Vor wenigen Jahren hat er sogar noch einmal das Instrument gewechselt, ist vom überzeugten Silber- zum Holzflötenspieler geworden. „1967 wollte Abbado, dass für die Matthäus-Passion Holzflöten eingesetzt werden. Damals wurden zwei Instrumente aus Grenadill angeschafft, einem fast schwarzen Hartholz, das in den Savannen Afrikas vorkommt. Mehr aus Neugier habe ich sie eines Tages ausprobiert – und war mit dem Klang sofort sehr glücklich.“

Andreas Blau: Unbedingt weitermachen

Offiziell war die Saison 2013/14 Andreas Blaus letzte bei den Philharmonikern. Doch weil sein Nachfolger, der Franzose Mathieu Dufour, der vom Chicago Symphony Orchestra kommt, erst zum Herbst 2015 anfangen kann, spielt er als Rentner noch ein Jahr lang weiter. Und dann? Das tägliche Üben jedenfalls wird er nicht aufgeben. Und auch der enge Kontakt zum Orchester wird bleiben, nicht zuletzt durch den Mann seiner Tochter, Solooboist Albrecht Mayer. Auch sein Schwiegervater war übrigens Berliner Philharmoniker, der Solotrompeter Fritz Wesenigk.

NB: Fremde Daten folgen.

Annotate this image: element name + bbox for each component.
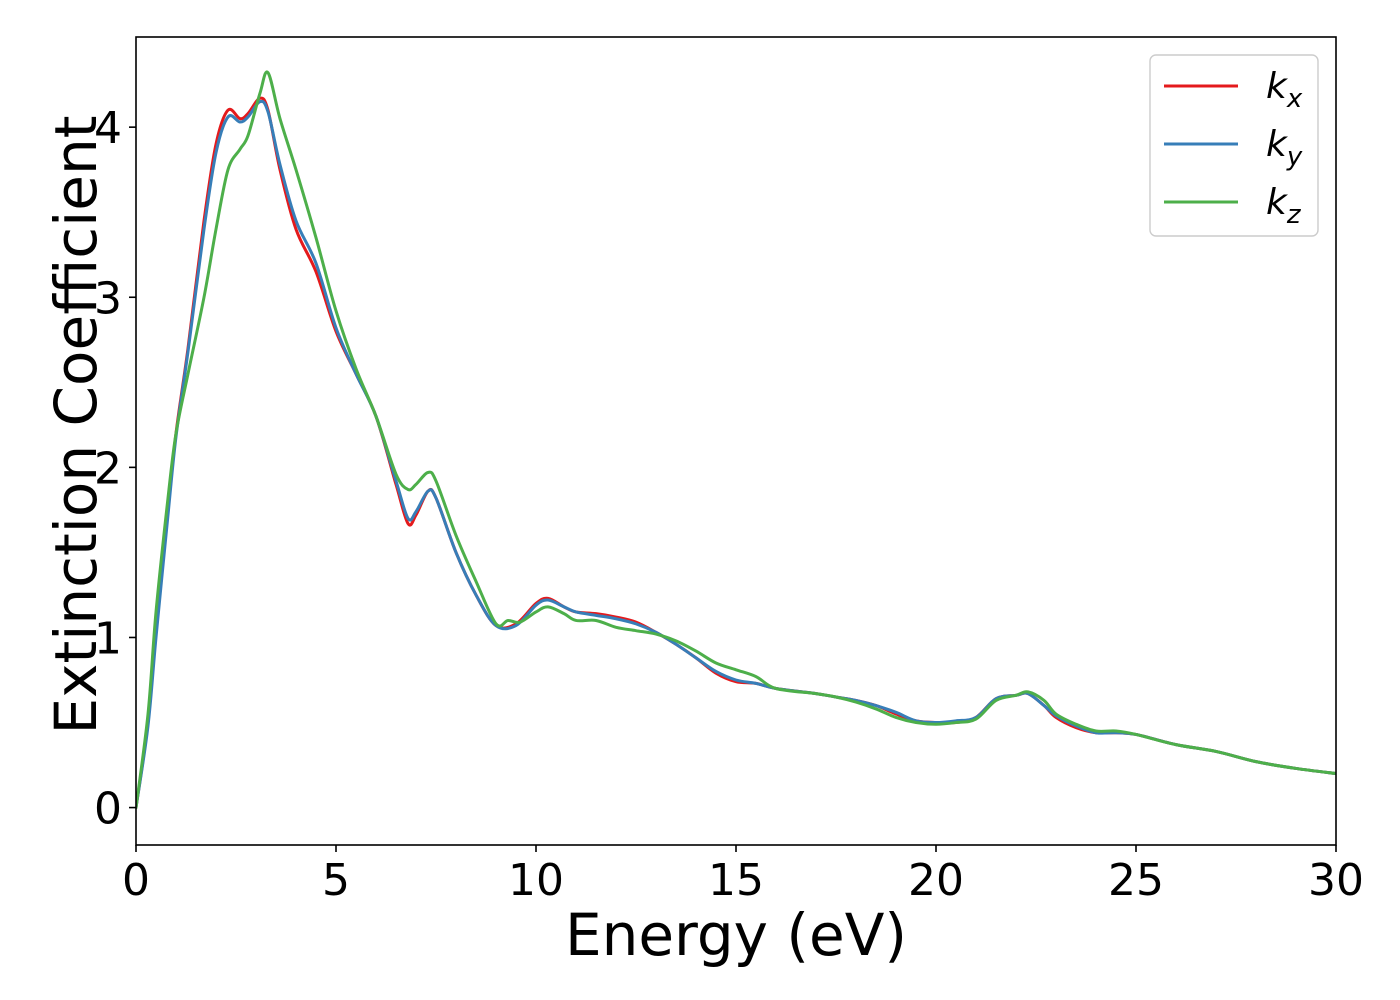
x-tick-label: 5 xyxy=(322,855,350,906)
legend-label-y: ky xyxy=(1266,124,1303,172)
legend: kx ky kz xyxy=(1149,54,1319,237)
x-tick-label: 25 xyxy=(1108,855,1164,906)
y-tick-label: 4 xyxy=(94,103,122,154)
y-tick-label: 3 xyxy=(94,273,122,324)
x-axis-title: Energy (eV) xyxy=(565,901,907,969)
y-axis: 0 1 2 3 4 xyxy=(94,103,136,835)
series-line-y xyxy=(136,99,1336,810)
y-tick-label: 1 xyxy=(94,613,122,664)
legend-label-x: kx xyxy=(1266,66,1303,114)
x-axis: 0 5 10 15 20 25 30 xyxy=(122,845,1364,906)
series-line-z xyxy=(136,70,1336,810)
series-layer xyxy=(136,70,1336,810)
y-axis-title: Extinction Coefficient xyxy=(42,116,110,735)
y-tick-label: 0 xyxy=(94,784,122,835)
x-tick-label: 10 xyxy=(508,855,564,906)
y-tick-label: 2 xyxy=(94,443,122,494)
x-tick-label: 15 xyxy=(708,855,764,906)
legend-label-z: kz xyxy=(1266,182,1302,230)
x-tick-label: 30 xyxy=(1308,855,1364,906)
x-tick-label: 20 xyxy=(908,855,964,906)
x-tick-label: 0 xyxy=(122,855,150,906)
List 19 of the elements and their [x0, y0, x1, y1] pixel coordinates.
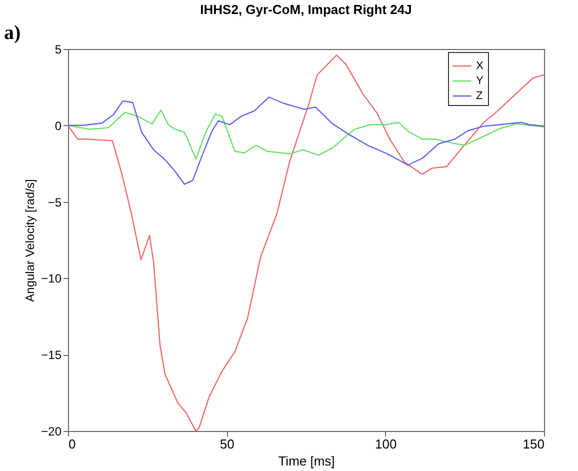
- x-tick-label: 50: [220, 436, 234, 452]
- y-tick-label: 0: [54, 118, 62, 133]
- chart-title: IHHS2, Gyr-CoM, Impact Right 24J: [200, 2, 412, 17]
- y-tick-label: −20: [41, 424, 62, 438]
- y-tick-label: −15: [41, 348, 62, 362]
- y-tick-label: −5: [48, 195, 62, 210]
- y-tick-label: −10: [41, 272, 62, 286]
- legend-label: Y: [476, 75, 484, 87]
- y-axis-title: Angular Velocity [rad/s]: [23, 179, 38, 302]
- x-tick-label: 100: [374, 436, 397, 452]
- text: a): [4, 22, 21, 44]
- x-tick-label: 0: [68, 436, 76, 452]
- legend-label: Z: [476, 90, 483, 102]
- x-tick-label: 150: [522, 436, 544, 452]
- y-tick-label: 5: [54, 42, 62, 56]
- x-axis-title: Time [ms]: [278, 454, 335, 468]
- legend-label: X: [476, 60, 484, 72]
- line-series: [68, 54, 544, 431]
- line-series: [68, 110, 544, 160]
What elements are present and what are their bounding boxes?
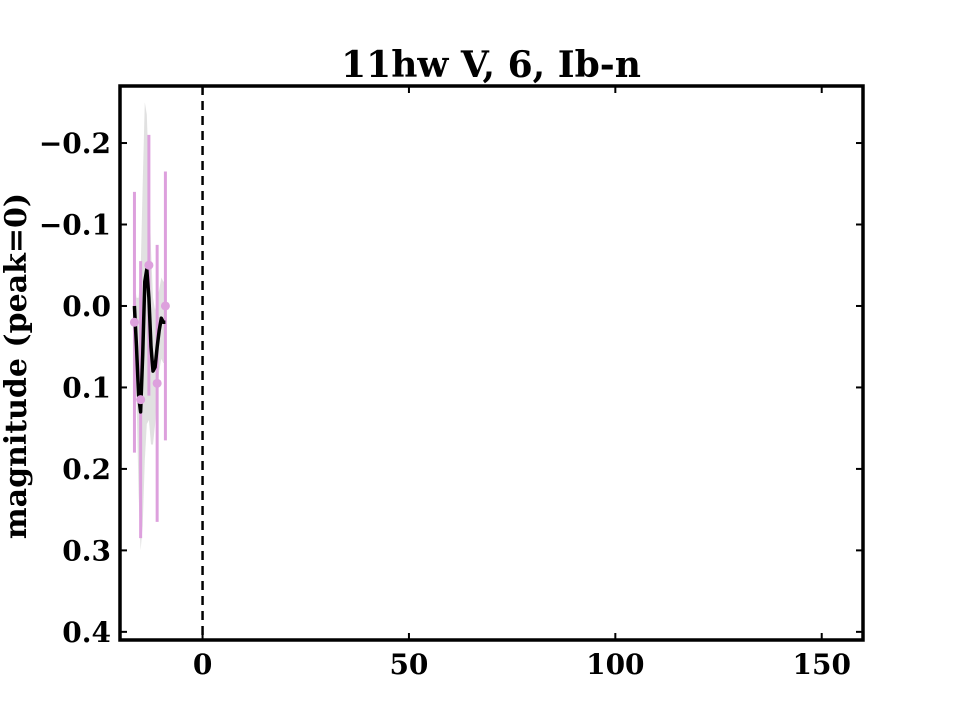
x-tick-label: 150 xyxy=(792,648,850,681)
y-axis-ticks: −0.2 −0.1 0.0 0.1 0.2 0.3 0.4 xyxy=(39,127,863,649)
data-point xyxy=(152,378,162,388)
data-point xyxy=(129,317,139,327)
x-tick-label: 50 xyxy=(389,648,428,681)
y-tick-label: −0.2 xyxy=(39,127,111,160)
data-point xyxy=(160,301,170,311)
data-point xyxy=(136,395,146,405)
y-tick-label: 0.0 xyxy=(62,290,111,323)
y-tick-label: −0.1 xyxy=(39,209,111,242)
y-tick-label: 0.3 xyxy=(62,534,111,567)
y-tick-label: 0.1 xyxy=(62,371,111,404)
chart-title: 11hw V, 6, Ib-n xyxy=(341,44,641,86)
x-tick-label: 100 xyxy=(586,648,644,681)
data-point-layer xyxy=(129,260,170,405)
y-axis-label: magnitude (peak=0) xyxy=(0,193,34,539)
x-axis-ticks: 0 50 100 150 xyxy=(193,86,851,681)
plot-frame xyxy=(118,84,865,642)
y-tick-label: 0.4 xyxy=(62,616,111,649)
x-tick-label: 0 xyxy=(193,648,212,681)
y-tick-label: 0.2 xyxy=(62,453,111,486)
data-point xyxy=(144,260,154,270)
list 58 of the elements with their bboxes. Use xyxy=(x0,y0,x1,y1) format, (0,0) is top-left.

Unbedingt weitermachen will Andreas Blau auch mit den „14 Berliner Flötisten“. Die hat er 1996 gegründet, aus dem Bedürfnis, Kollegen aus Ost und West zusammenzubringen. Was logistisch schwerer zu bewerkstelligen war als gedacht. Denn die Treffen können immer erst gegen 22.30 Uhr stattfinden, wenn alle Beteiligten ihren Verpflichtungen in den Orchestergräben wie auf den Konzertpodien nachgekommen sind.

Das erste „grenzenlose Flötenvergnügen“, bei dem alle erdenklichen Bauformen des Instruments von der Piccolo- bis zur mannshohen Subkontrabassflöte zum Einsatz kommen, war allerdings ein solcher Erfolg, dass sie beschlossen, weiterzumachen. So manches neue Stück haben sie seitdem uraufgeführt, 1999 komponierte Siegfried Matthus mit seinem „Kronprinz Friedrich“ sogar eine Oper, in der die Sänger ausschließlich von den 14 Flötisten begleitet werden. Fünf CDs konnten sie bereits veröffentlichen, bis zu einem halben Dutzend Konzerte geben sie jedes Jahr. Das nächste findet am 23. August statt. Dann treten die verwegenen Vierzehn im Rahmen der Brandenburgischen Sommerkonzerte auf, in Forst, nahe der polnischen Grenze, mit virtuosen Bearbeitungen bekannter Klassiker von Bachs Brandenburgischem Konzert Nr. 3 über Dvoraks Bläserserenade bis hin zu Bizets „Arlésienne-Suite“.